We rely on so many satellite services every day and all of the services we rely on are dependent on maintaining the space environment.

From an ethical point of view, it is the big spacefaring nations that are taking up all the space in space. Space cannot be locked up just by 11 launching states. The other 135 signatories to the Outer Space Treaty should also have an opportunity to benefit from that environment. It needs to be preserved so that access can be more democratised, but it also needs to be preserved for all our children and grandchildren.

I am of the generation that has caused the mess, the Apollo generation, and we can say we didn’t know any better at the beginning. But when you go and talk to kids about who put the plastics in the ocean, they say we did. Space junk came from us too, the grown-ups. We really do need to make sure that future generations have the same potential as we did.

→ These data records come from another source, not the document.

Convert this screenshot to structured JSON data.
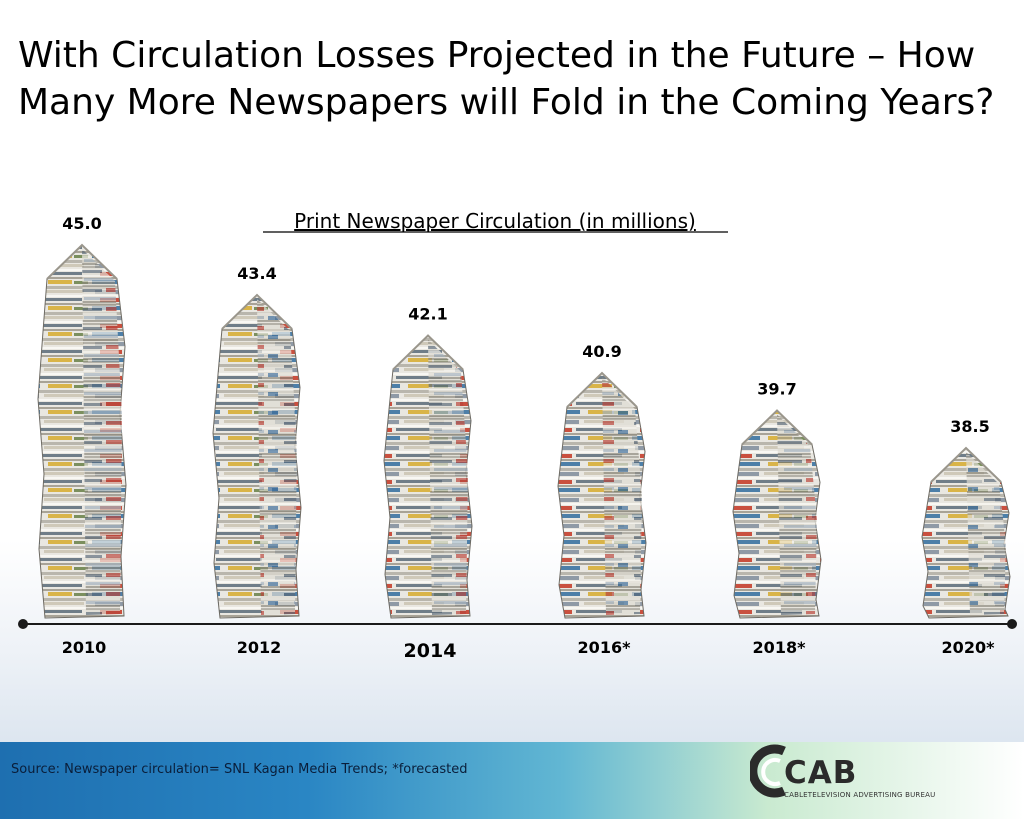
{
  "slide": {
    "title": "With Circulation Losses Projected in the Future – How Many More Newspapers will Fold in the Coming Years?",
    "source": "Source: Newspaper circulation= SNL Kagan Media Trends; *forecasted"
  },
  "logo": {
    "name": "CAB",
    "subtitle": "CABLETELEVISION ADVERTISING BUREAU"
  },
  "chart_data": {
    "type": "bar",
    "title": "Print Newspaper Circulation (in millions)",
    "categories": [
      "2010",
      "2012",
      "2014",
      "2016*",
      "2018*",
      "2020*"
    ],
    "values": [
      45.0,
      43.4,
      42.1,
      40.9,
      39.7,
      38.5
    ],
    "value_labels": [
      "45.0",
      "43.4",
      "42.1",
      "40.9",
      "39.7",
      "38.5"
    ],
    "highlight_category": "2014",
    "bar_style": "newspaper stacks",
    "xlabel": "",
    "ylabel": "",
    "grid": false,
    "colors": {
      "highlight": "#d0141b",
      "axis": "#1a1a1a"
    }
  }
}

So how do you explain it to people that perhaps don’t understand - is what we’ve done to Earth’s climate a good parallel? And are there links between climate change and space debris?

It’s an excellent parallel and there are definite connects because more than half of UN climate variables monitored today - that measure how badly we are messing up Earth’s environment – come from satellite observations and data.

The shrinking of the polar ice caps, for example, can only realistically be monitored from Earth orbit: it is a unique vantage point from which to monitor our own environment. We will lose that if we make it impossible for satellites to operate safely - there is a linkage between preserving the space environment and preserving Earth’s environment.

The fact that we can’t ‘see’ all that orbital debris and all the inoperable satellites doesn’t mean that it’s not there and is not something to worry about. There’s now a very clear narrative that says “Let’s not make the same mistake in our near-Earth environment that we have made with Earth’s terrestrial environment”.

There is a linkage between preserving the space environment and preserving Earth’s environment

We still have some time to get the science right and put international agreements in place. I almost hate to say it but it does need international regulation. And you will even hear some satellite operators volunteering that they believe it needs regulation, which is unusual for commercial companies, but they know that if there’s a big ‘car crash’ up there, their revenue stream goes with it.

I’m very happy to see that the issue has climbed the political and policy agenda. Now, the question is what’s the delivery route map for that. I think that’s an area where the government could really use more help from industry and academia, to help set up the practical steps. We certainly need to solve all the technical problems of understanding what would make space more sustainable, but the big trick is setting up regulatory frameworks on a global basis.

Senior systems engineers Zoé Tenacci and Rosie LinehanSenior systems engineers Zoé Tenacci (and Rosie Linehan act out the delicate process of capturing one satellite with another. Astroscale Ltd are currently investigating numerous ways to deal with space debris. These include the active removal of debris in orbit using special missions, servicing satellites to refuel them and extend their lives, and space situational awareness systems that will make predicting and therefore avoiding collisions easier.

Is this a big challenge, especially when you look at how the world is grappling with the climate crisis?

It certainly is huge but there’s no reason why the UK can’t lead it. We can be founding members of whatever organisation it takes to sort the mess in low Earth orbit. One of the key things we can do is get more of the general public interested and aware.

If we ignore it and make a mess up there it will turn the clocks back to the 1950s: you will get your news on pieces of paper, you will not be able to order your groceries online and your mobile phone won’t work everywhere. We won’t be able to do any of these things if we don’t solve this problem.

And that’s part of my mission and what I am focused on: the issue of sustainability in low Earth orbit. I want to get that out a lot more to the general public, not just the space people because we should already understand it.